Aber ist die repräsentative Demokratie, der Parlamentarismus per se die Ursache der Stagnation, und muss deswegen durch Volksabstimmungen ergänzt werden?

Hier liegt einer meiner beiden Haupteinwände gegen den vorgeschlagenen Weg. Denn: Österreich hat überhaupt keinen lebendigen Parlamentarismus. Gesetze werden fast nur von der Regierung gemacht. Was zwischen Rot und Schwarz (die Normregierung der Nachkriegszeit) keinen Konsens findet, kommt gar nicht ins Parlament.

Parlamentarische Debatten sind auch deswegen so öde, weil man im Vorhinein längst weiß, welche Standpunkte vertreten bzw. wie dann abgestimmt wird.

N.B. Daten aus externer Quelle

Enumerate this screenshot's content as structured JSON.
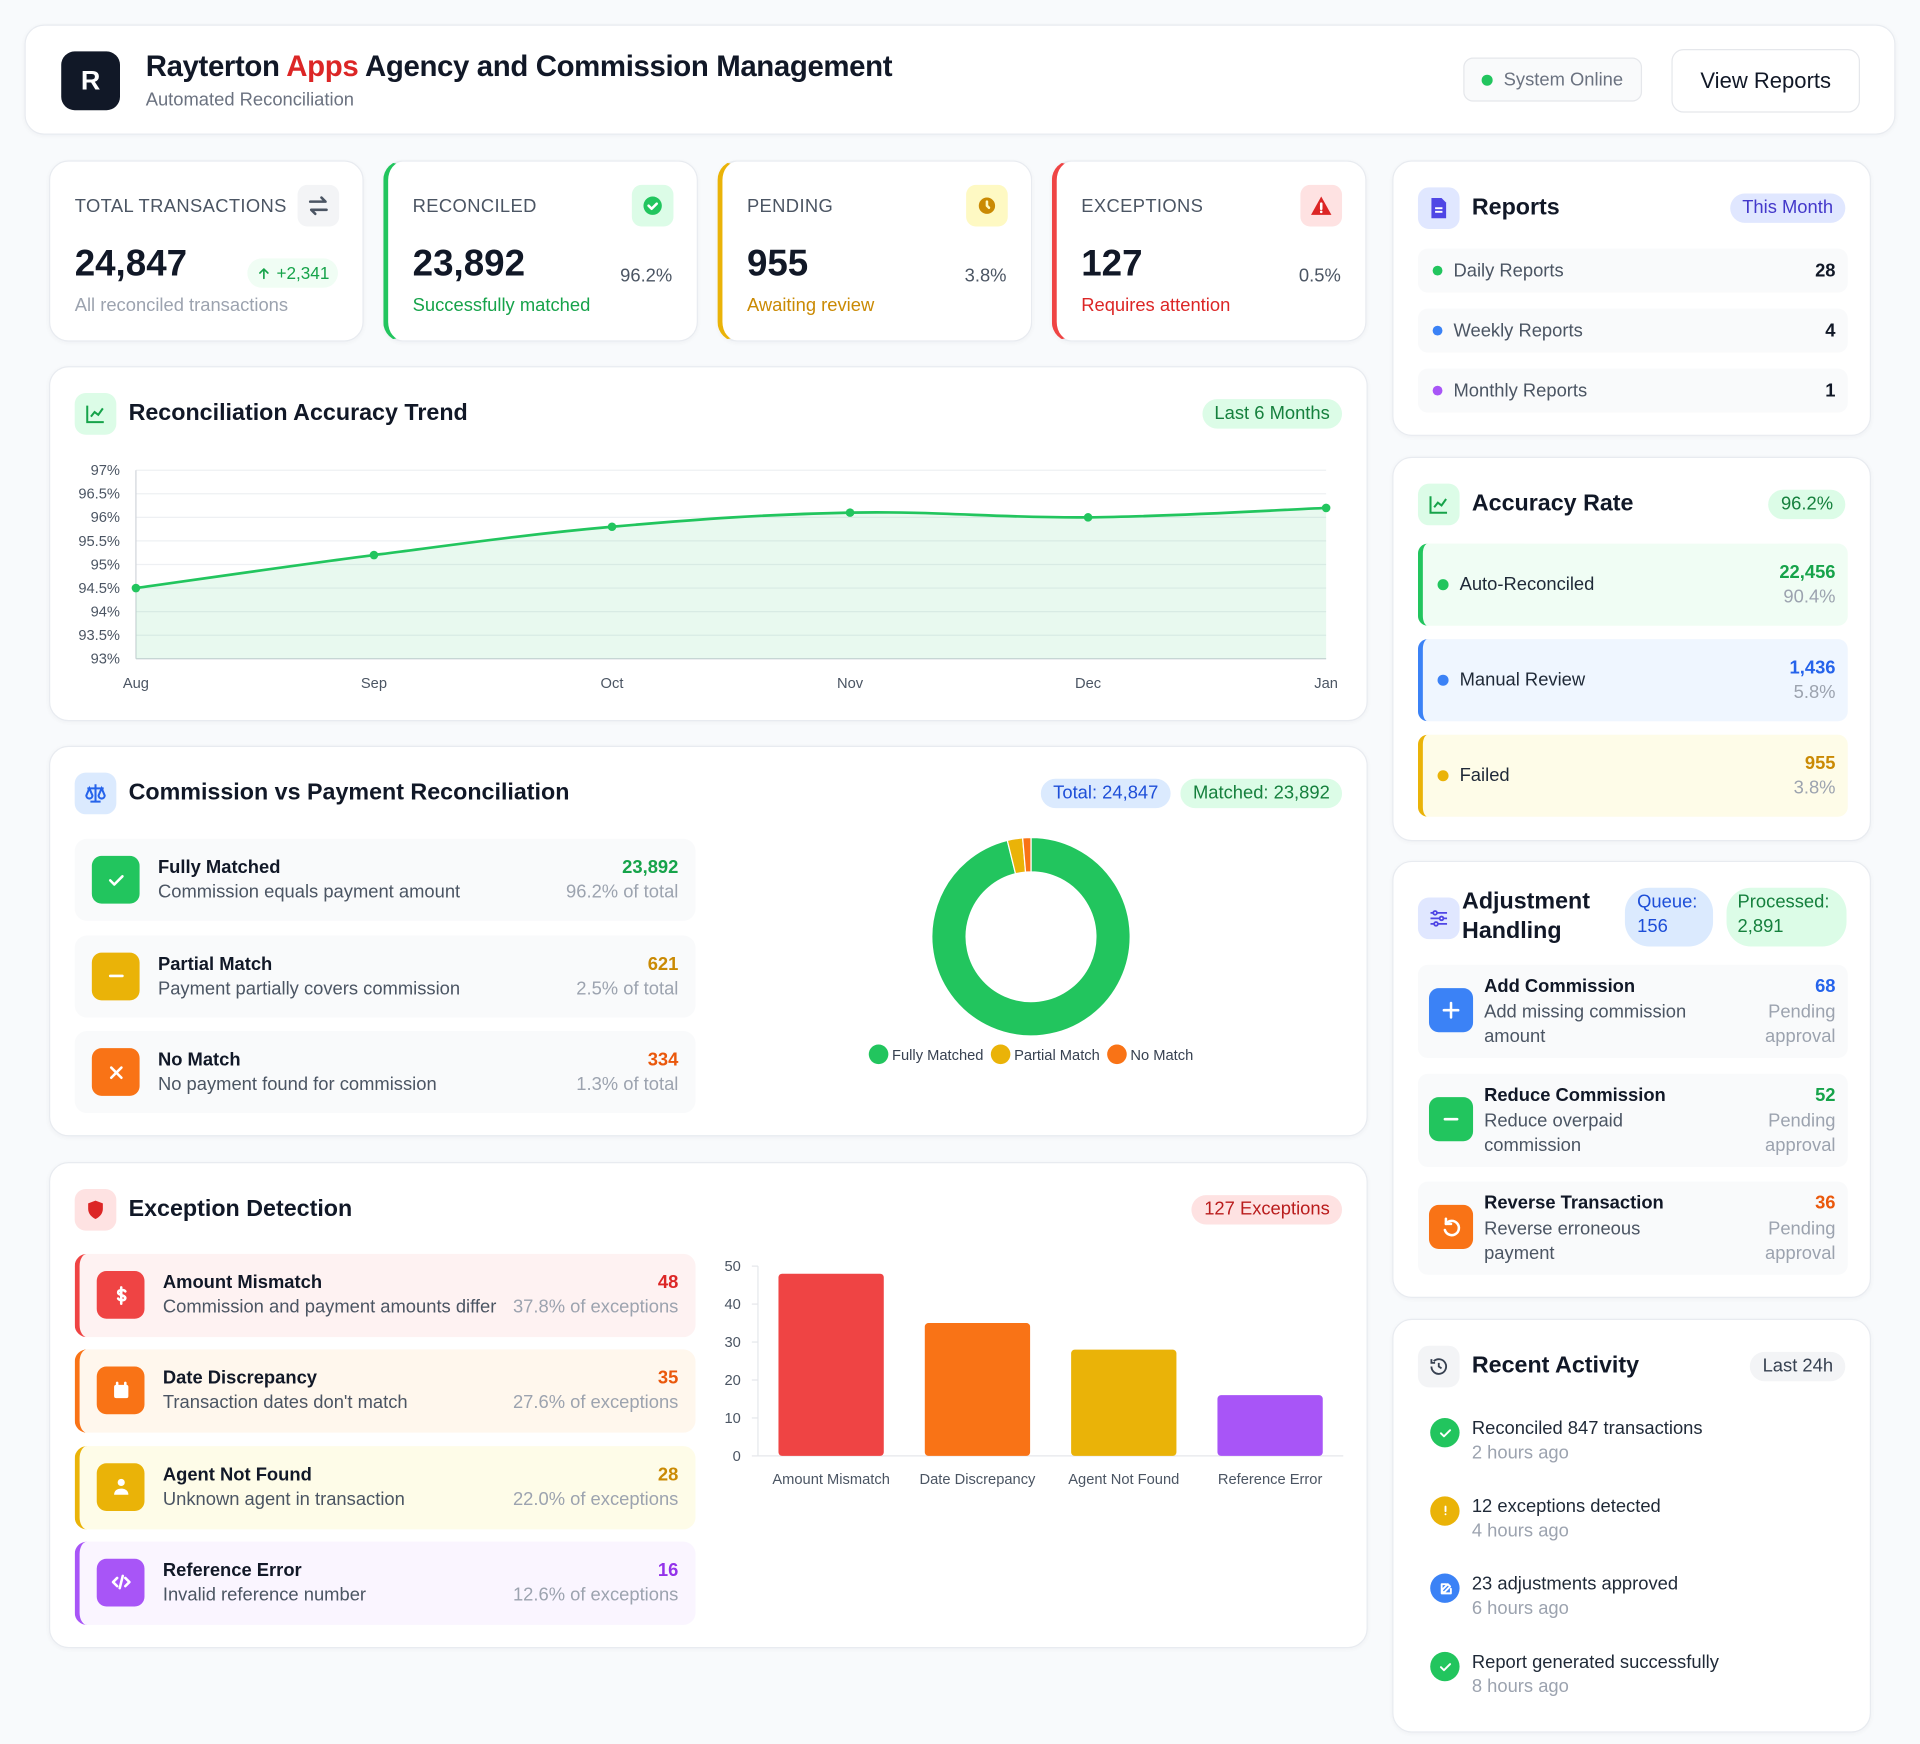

Warum ist das so? Weil eigenständige Abgeordnete den gewohnten Betrieb stören würden. Hier, in der absurden Ausgestaltung unseres Parlamentarismus liegt der Kern der Stagnation. Diese muss überwunden werden. Positive Beispiele seinen dafür ein Hinweis. Gelegentlich benötigt die Regierung eine Verfassungsmehrheit. Dann muss sie auch mit der Opposition verhandeln. Das tut sie dann ausnahmsweise dort, wo es eigentlich -auch nach der derzeit bestehenden Verfassung - hingehört, im Parlament (siehe Transparenzpaket oder die Verhandlungen zum Ökostromgesetz).

Die Kernforderung zur Demokratiereform ist schlicht und doch sehr weitreichend: Gesetzgebung wieder (nein, in Österreich erstmals) den gewählten Abgeordneten in die Hand zu geben. - Aber wie?

Hier muss die entscheidende Veränderung einsetzen. Solange Parteien und nicht die Wähler/Innen die Abgeordneten bestimmen, wird sich am System wenig ändern. Abgeordnete der Regierungsparteien, die wieder aufgestellt werden wollen, müssen Wohlverhalten gegenüber ihren (Landes-)Parteien nachweisen. Sie sind denen, und nicht ihren Wählern verpflichtet.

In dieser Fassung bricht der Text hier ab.